Using the Drosophila melanogaster Hox gene Ultrabithorax (Ubx) as an example, we demonstrate the use of three heterologous DNA-binding protein systems-LacI/LacO, ParB1/ParS1, and ParB2/ParS2-to label genomic loci in imaginal discs with the insertion of a small DNA tag. We compare each system, considering the impact of labeling in genomic regions (1) inside versus outside of a transcribed gene body and (2) with varying chromatin accessibility. We demonstrate the value of this system by interrogating the relationship between gene expression level and enhancer-promoter distance, as well as inter-allelic distance at the Ubx locus. We find that the distance between an essential intronic cis-regulatory element, anterobithorax (abx), and the promoter does not vary with expression level. In contrast, inter-allelic distance correlates with Ubx expression level.

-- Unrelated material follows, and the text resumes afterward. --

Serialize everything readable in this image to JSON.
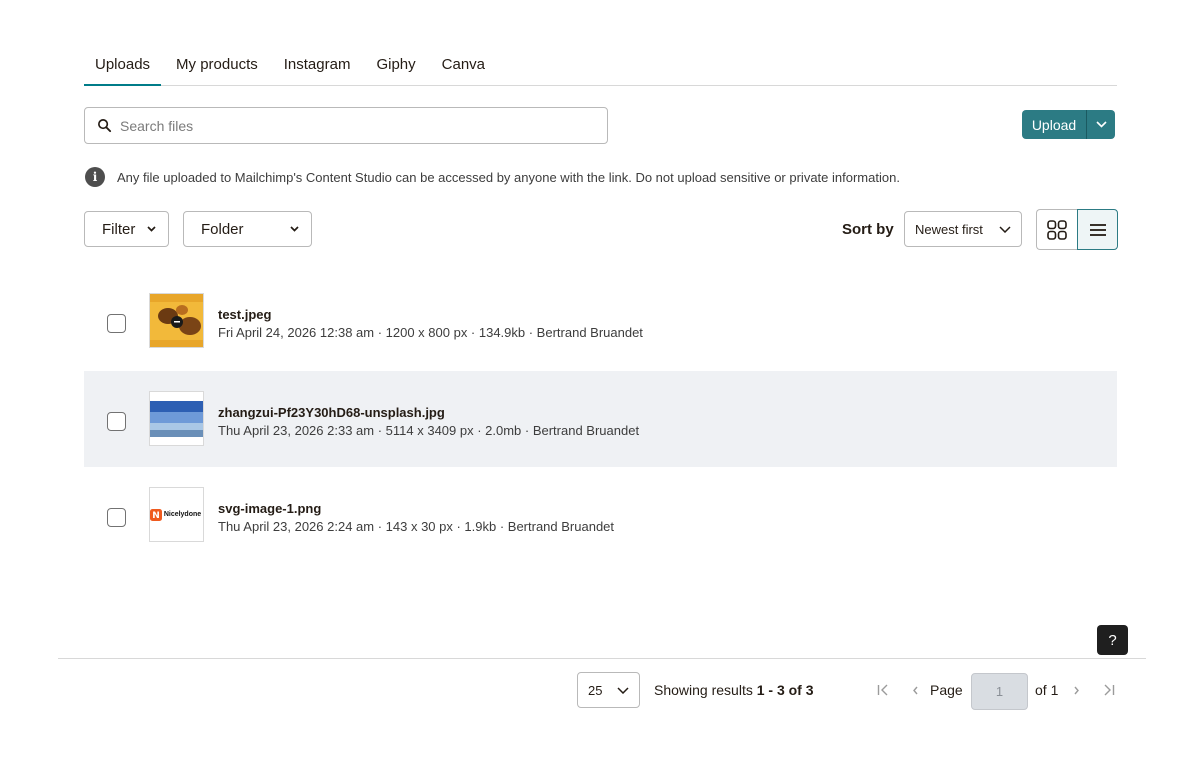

Cell-type-specific Hox regulatory strategies orchestrate tissue identity.

Hox proteins are homeodomain transcription factors that diversify serially homologous segments along the animal body axis, as revealed by the classic bithorax phenotype of Drosophila melanogaster, in which mutations in Ultrabithorax (Ubx) transform the third thoracic segment into the likeness of the second thoracic segment. To specify segment identity, we show that Ubx both increases and decreases chromatin accessibility, coinciding with its dual role as both an activator and repressor of transcription. However, the choice of transcriptional activity executed by Ubx is spatially regulated and depends on the availability of cofactors, with Ubx acting as a repressor in some populations and as an activator in others. Ubx-mediated changes to chromatin accessibility positively and negatively affect the binding of Scalloped (Sd), a transcription factor that is required for appendage development in both segments. These findings illustrate how a single Hox protein can modify complex gene regulatory networks to transform the identity of an entire tissue.

Homothorax controls a binary Rhodopsin switch in Drosophila ocelli.

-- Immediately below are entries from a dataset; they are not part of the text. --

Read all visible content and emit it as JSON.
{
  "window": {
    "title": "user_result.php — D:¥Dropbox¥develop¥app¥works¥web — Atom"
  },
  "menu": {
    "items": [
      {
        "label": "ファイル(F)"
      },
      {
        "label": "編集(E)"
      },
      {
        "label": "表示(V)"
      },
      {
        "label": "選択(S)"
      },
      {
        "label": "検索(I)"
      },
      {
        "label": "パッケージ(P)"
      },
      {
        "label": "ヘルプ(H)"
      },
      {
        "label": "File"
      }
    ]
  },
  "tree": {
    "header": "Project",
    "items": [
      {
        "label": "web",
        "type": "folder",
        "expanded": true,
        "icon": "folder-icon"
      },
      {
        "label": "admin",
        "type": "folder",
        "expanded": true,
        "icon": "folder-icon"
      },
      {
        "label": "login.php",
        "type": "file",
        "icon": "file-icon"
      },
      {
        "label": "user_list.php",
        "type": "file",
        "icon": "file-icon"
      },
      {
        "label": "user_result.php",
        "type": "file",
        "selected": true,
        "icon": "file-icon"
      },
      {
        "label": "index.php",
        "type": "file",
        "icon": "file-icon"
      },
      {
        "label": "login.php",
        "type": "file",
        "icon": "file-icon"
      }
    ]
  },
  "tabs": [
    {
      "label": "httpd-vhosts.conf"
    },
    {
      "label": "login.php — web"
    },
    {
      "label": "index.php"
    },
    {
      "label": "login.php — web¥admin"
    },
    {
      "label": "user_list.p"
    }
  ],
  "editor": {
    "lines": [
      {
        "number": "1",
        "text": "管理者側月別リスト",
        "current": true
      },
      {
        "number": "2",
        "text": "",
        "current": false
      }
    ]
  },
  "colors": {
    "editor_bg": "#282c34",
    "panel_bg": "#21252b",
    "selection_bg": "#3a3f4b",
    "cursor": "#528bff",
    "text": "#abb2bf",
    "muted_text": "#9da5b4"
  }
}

Visual perception of the environment is mediated by specialized photoreceptor (PR) neurons of the eye. Each PR expresses photosensitive opsins, which are activated by a particular wavelength of light. In most insects, the visual system comprises a pair of compound eyes that are mainly associated with motion, color or polarized light detection, and a triplet of ocelli that are thought to be critical during flight to detect horizon and movements. It is widely believed that the evolutionary diversification of compound eye and ocelli in insects occurred from an ancestral visual organ around 500 million years ago. Concurrently, opsin genes were also duplicated to provide distinct spectral sensitivities to different PRs of compound eye and ocelli. In the fruit fly Drosophila melanogaster, Rhodopsin1 (Rh1) and Rh2 are closely related opsins that originated from the duplication of a single ancestral gene. However, in the visual organs, Rh2 is uniquely expressed in ocelli whereas Rh1 is uniquely expressed in outer PRs of the compound eye. It is currently unknown how this differential expression of Rh1 and Rh2 in the two visual organs is controlled to provide unique spectral sensitivities to ocelli and compound eyes. Here, we show that Homothorax (Hth) is expressed in ocelli and confers proper rhodopsin expression. We find that Hth controls a binary Rhodopsin switch in ocelli to promote Rh2 expression and repress Rh1 expression. Genetic and molecular analysis of rh1 and rh2 supports that Hth acts through their promoters to regulate Rhodopsin expression in the ocelli. Finally, we also show that when ectopically expressed in the retina, hth is sufficient to induce Rh2 expression only at the outer PRs in a cell autonomous manner. We therefore propose that the diversification of rhodpsins in the ocelli and retinal outer PRs occurred by duplication of an ancestral gene, which is under the control of Homothorax.